Continua repercutindo a campanha para que a Academia Piracicabana de Letras obtenha uma sede. Os três jornais diários da cidade estão, conjuntamente, promovendo essa campanha, em boa hora lançada pela poetisa Raquel Delvaje, atual presidente da APL
Não é a primeira vez que, no Brasil, uma Academia de Letras procura ansiosamente por um lar. Isso aconteceu até com a mais antiga e prestigiosa das Academias, a brasileira. Desde sua fundação, em 1897, por 26 longos anos andou ela afanosamente à cata e à espera de uma sede permanente, até que em 1923 um presente inesperado lhe caiu do céu... Vejamos como.
Realizou-se em 1922 uma grandiosa Exposição Internacional comemorativa do Centenário da Independência, projeto que ensejou a modernização da Capital Federal, com a derrubada parcial do Morro do Castelo, para dar lugar a uma ampla área na qual, bem no centro da cidade, puderam comodamente se instalar não apenas a Exposição Nacional, mas também representações estrangeiras.
As Exposições Universais, periodicamente realizadas no Velho Mundo ou nos Estados Unidos desde meados do século XIX, eram conhecidas como “vitrines do progresso”, porque nelas os diversos povos timbravam em exibir seus produtos naturais ou industriais, realizando dessa forma eficiente propaganda comercial e, ao mesmo tempo, adquirindo ou consolidando prestígio internacional. Recorde-se que D. Pedro II quis comparecer, em 1876, à Exposição Universal de Filadélfia, nos Estados Unidos, e foi ali que tomou contato com o telefone, que acabava de ser inventado por Graham Bell.
A Exposição Internacional de 1922 - a primeira realizada após o final da Grande Guerra - foi decidida no Brasil pelo Decreto nº 4.175, de 11/11/1920, e regulamentada pelo Decreto nº 15.066, de 24/10/1921, o qual também estipulou que a comemoração do Centenário comportaria, ademais da Exposição, eventos culturais em todo o país, com conferências e solenidades públicas, e lançamento de livros de cunho histórico, de dicionários e documentação cartográfica. Os Institutos Históricos e Geográficos, que a esse tempo já eram numerosos, chamaram a si, nos vários Estados, a responsabilidade de promover localmente eventos comemorativos, usando as respectivas revistas como veículos de difusão. O mesmo fez, em âmbito nacional, o tradicional Instituto Histórico e Geográfico Brasileiro, fundado em 1838.
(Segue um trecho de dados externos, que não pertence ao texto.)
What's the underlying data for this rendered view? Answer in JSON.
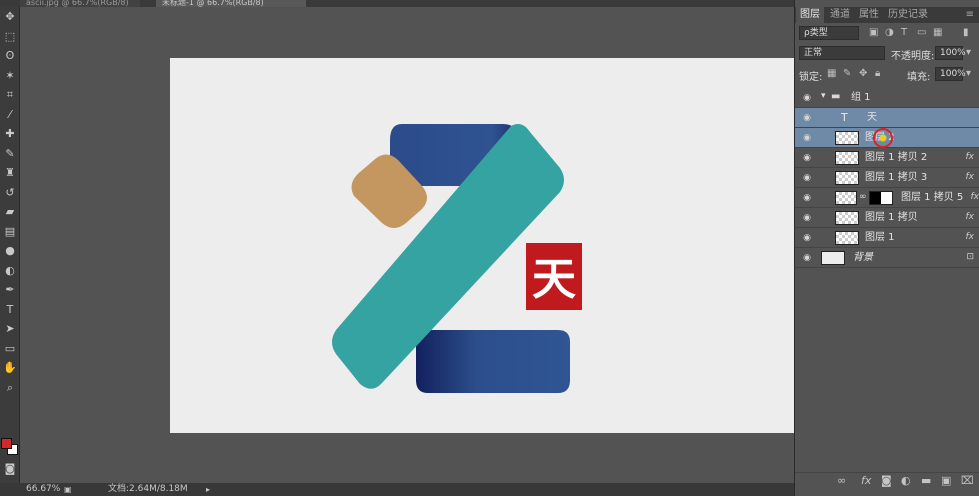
{
  "document_tabs": [
    "ascii.jpg @ 66.7%(RGB/8)",
    "未标题-1 @ 66.7%(RGB/8)"
  ],
  "tools": [
    "move-tool",
    "marquee-tool",
    "lasso-tool",
    "magic-wand-tool",
    "crop-tool",
    "eyedropper-tool",
    "healing-brush-tool",
    "brush-tool",
    "clone-stamp-tool",
    "history-brush-tool",
    "eraser-tool",
    "gradient-tool",
    "blur-tool",
    "dodge-tool",
    "pen-tool",
    "type-tool",
    "path-selection-tool",
    "shape-tool",
    "hand-tool",
    "zoom-tool"
  ],
  "colors": {
    "foreground": "#d12a2a",
    "background": "#ffffff",
    "selection": "#6f8aa6",
    "canvas": "#ecedec"
  },
  "logo": {
    "character": "天",
    "colors": {
      "tan": "#c49660",
      "teal": "#36a3a3",
      "navy": "#2f4f8a",
      "red": "#c11a1e"
    }
  },
  "status": {
    "zoom": "66.67%",
    "document": "文档:2.64M/8.18M"
  },
  "panel": {
    "tabs": [
      "图层",
      "通道",
      "属性",
      "历史记录"
    ],
    "filter_kind": "ρ类型",
    "blend_mode": "正常",
    "opacity_label": "不透明度:",
    "opacity_value": "100%",
    "lock_label": "锁定:",
    "fill_label": "填充:",
    "fill_value": "100%",
    "layers": [
      {
        "name": "组 1",
        "type": "group"
      },
      {
        "name": "天",
        "type": "text"
      },
      {
        "name": "图层 2",
        "type": "pixel"
      },
      {
        "name": "图层 1 拷贝 2",
        "type": "pixel",
        "fx": "fx"
      },
      {
        "name": "图层 1 拷贝 3",
        "type": "pixel",
        "fx": "fx"
      },
      {
        "name": "图层 1 拷贝 5",
        "type": "masked",
        "fx": "fx"
      },
      {
        "name": "图层 1 拷贝",
        "type": "pixel",
        "fx": "fx"
      },
      {
        "name": "图层 1",
        "type": "pixel",
        "fx": "fx"
      },
      {
        "name": "背景",
        "type": "background"
      }
    ]
  }
}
A Exposição Nacional constou de oito grandes pavilhões: do Comércio; de Higiene e Festas; de Pequenas Indústrias; de Viação e Agricultura; de Caça e Pesca; da Administração; da Estatística, além de setores representativos dos vários Estados e da Grande Indústria. Segundo o “Livro de Ouro Comemorativo do Centenário da Independência e da Exposição Internacional de 1922” (Rio de Janeiro: Annuario do Brasil / Laemmert, 1923), mais de 6 mil expositores, provenientes de todos os Estados brasileiros, apresentaram seus produtos, e mais de 3 milhões de visitantes acorreram à exposição nos meses em que esteve aberta. 13 nações estrangeiras se fizeram representar, arcando cada qual com as despesas de instalação e exposição de suas delegações: Argentina, Bélgica, Dinamarca, Estados Unidos, França, Inglaterra, Itália, Japão, México, Noruega, Suécia, Tchecoslováquia e, em posição de destaque, Portugal. A Exposição Nacional, aberta a 7 de setembro, encerrou-se dois meses depois; a Exposição Internacional continuou aberta até julho de 1923.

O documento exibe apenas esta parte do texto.